新宿伊勢丹の展開するcocoiku。ゴールデンウィークに期間限定で開催中の「コロガルガーデン」に娘と一緒に行ってきました。今年4月からスタートしたcocoiku事業。未来を担う子供達へ手渡すバトンとして、クリエイティブな学びの場を提供する、新しいスタイルの学びのプロジェクトです。

Knit Graceが展開したいfor kidsプロジェクトもニットのカルチャーを新しいスタイルでアプローチしたいため、cocoikuの展開するプロジェクトに興味を持っています。
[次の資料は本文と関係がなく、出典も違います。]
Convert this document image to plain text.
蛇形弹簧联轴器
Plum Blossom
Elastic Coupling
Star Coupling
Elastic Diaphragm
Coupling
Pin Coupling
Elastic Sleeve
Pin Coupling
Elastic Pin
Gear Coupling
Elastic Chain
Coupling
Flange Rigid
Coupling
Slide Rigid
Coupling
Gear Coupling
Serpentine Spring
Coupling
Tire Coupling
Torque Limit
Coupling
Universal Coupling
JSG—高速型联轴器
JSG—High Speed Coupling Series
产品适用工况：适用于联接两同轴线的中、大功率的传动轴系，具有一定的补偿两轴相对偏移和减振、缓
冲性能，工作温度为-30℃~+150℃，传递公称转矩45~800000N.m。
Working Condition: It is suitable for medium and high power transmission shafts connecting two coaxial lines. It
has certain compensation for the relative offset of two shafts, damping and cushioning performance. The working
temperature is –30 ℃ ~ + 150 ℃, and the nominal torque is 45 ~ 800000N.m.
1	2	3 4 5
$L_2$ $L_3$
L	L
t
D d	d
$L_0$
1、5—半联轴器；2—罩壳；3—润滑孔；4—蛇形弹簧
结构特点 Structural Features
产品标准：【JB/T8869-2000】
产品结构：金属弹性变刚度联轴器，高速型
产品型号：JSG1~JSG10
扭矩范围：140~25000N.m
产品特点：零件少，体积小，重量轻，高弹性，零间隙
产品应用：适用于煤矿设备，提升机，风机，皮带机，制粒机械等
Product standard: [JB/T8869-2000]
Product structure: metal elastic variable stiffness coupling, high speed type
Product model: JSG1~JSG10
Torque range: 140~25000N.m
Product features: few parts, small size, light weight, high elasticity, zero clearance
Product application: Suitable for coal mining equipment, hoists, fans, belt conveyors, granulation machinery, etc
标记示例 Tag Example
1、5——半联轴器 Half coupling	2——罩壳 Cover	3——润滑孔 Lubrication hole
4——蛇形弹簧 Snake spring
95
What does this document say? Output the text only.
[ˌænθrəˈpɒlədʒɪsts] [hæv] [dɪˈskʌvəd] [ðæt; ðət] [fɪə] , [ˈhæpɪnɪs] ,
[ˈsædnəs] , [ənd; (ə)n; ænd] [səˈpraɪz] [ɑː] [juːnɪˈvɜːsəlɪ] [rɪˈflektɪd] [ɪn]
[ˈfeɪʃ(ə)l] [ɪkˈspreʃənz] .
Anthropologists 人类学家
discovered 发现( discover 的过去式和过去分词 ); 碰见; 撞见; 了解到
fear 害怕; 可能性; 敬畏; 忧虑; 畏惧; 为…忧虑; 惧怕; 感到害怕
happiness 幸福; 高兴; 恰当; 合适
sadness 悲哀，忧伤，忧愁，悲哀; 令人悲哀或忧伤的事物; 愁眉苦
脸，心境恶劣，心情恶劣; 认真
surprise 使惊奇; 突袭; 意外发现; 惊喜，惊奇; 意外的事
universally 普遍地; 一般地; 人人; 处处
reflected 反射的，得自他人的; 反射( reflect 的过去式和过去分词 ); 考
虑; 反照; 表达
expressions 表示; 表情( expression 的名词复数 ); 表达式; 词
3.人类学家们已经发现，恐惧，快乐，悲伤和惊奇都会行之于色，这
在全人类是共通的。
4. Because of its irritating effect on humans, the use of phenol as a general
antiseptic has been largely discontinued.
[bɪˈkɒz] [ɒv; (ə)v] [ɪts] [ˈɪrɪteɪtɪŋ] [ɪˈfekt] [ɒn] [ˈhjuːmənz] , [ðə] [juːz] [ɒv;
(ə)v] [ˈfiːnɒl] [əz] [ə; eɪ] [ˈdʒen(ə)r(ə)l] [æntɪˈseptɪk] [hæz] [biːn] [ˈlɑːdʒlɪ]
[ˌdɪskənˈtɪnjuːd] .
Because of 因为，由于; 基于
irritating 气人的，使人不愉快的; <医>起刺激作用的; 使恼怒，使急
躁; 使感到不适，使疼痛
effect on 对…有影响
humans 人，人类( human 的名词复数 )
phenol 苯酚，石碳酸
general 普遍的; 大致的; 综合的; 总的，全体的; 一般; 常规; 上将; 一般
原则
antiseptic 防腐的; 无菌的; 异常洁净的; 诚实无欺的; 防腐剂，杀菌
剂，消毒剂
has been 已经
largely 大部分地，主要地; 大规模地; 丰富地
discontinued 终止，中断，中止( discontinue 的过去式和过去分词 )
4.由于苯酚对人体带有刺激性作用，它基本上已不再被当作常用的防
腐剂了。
今回のコロガルガーデンは、身体を使った遊びと、メディアテクノロジーを使った遊びを組み合わせて、全く新しい遊びを楽しめる公園。あらかじめ決まった遊び方を習うのではなく、友達やプレイリーダーと一緒に、新しい遊び方を発見していくタイプの公園です。不定形で起伏のある空間に、光や音などのメディアを使った仕掛けが埋め込まれ、子供達が新しい動きや遊びのルールを生み出すことを触発するインスタレーションです。
娘をこういったプレイグラウンドに連れて行ったのは初めてで2歳3ヶ月の娘がどんな反応をするのか楽しみでした。会場に入った瞬間、一瞬ここでどう遊ぶの?という疑問が湧いたように見えましたが、次の瞬間から会場内に設置されているモニュメント的なものに、登ったり、飛んだり、跳ねたりという頭と全身を使った活動が始まりました。
遊べるのは90分。娘は自分の限界に挑戦し続けた、自信と達成感に満ちた時間となりました。
この空間には、色は板の木材のカラーと青空、海、水を連想させるブルーのマットの色。後はメディア的な光。音はプログラミングされた自然界の音。これだけです。シンプルで研ぎ澄まされ洗練された空間が、この空間で初めて会った友達との遊びに集中させるのでしょう、普段の生活で出会う坂より急なカーブや段も最初の数回は失敗しても、諦めず取り組ませる雰囲気があり、成功に導く。また、限られた施設、同じ年代の子供達が集まれば、必ずといっていいほどものや順番の取り合いがありますが、そんな声をかけている親もいない、子供の笑い声が続くユートピアのような時間でした。子供達は実際に自分達で暗黙のルールを作ってグループワークができるんですね。私の娘にとっては月齢的にちょうどよく、「できなかったことを可能にする空間、体験」になりました。物事に挑戦する意義みないなものも感じてくれたような気がします。帰宅時の幸福感と満足感、達成感に満ちた娘の表情は、普段の生活では見ることのできない表情で、これは頭と身体どちらもの機能を限られた時間集中して全身全霊で取り組んだからこそ生み出されたものだと実感しています。
親として今回の経験は身体で体感、覚えた経験。数ヶ月は実感として残っていると思いますので、忘れないうちに定期的に体験を積み重ねさせられたらと思っています。
Knit Graceの立場で参考になったことは、未来の子供達が体験できる新しいスタイル、新次元の遊びに触れることができたこと。また、子供達が自発的に遊びや対話を発想し、アイデアを創発していたことです。私の娘は、ずっと遊びながらじゃがいもと言っていました。私にとっても未来のニットカルチャーを描くアイデアを底のほうから創発されました。質の高さを感じた遊びの空間でした。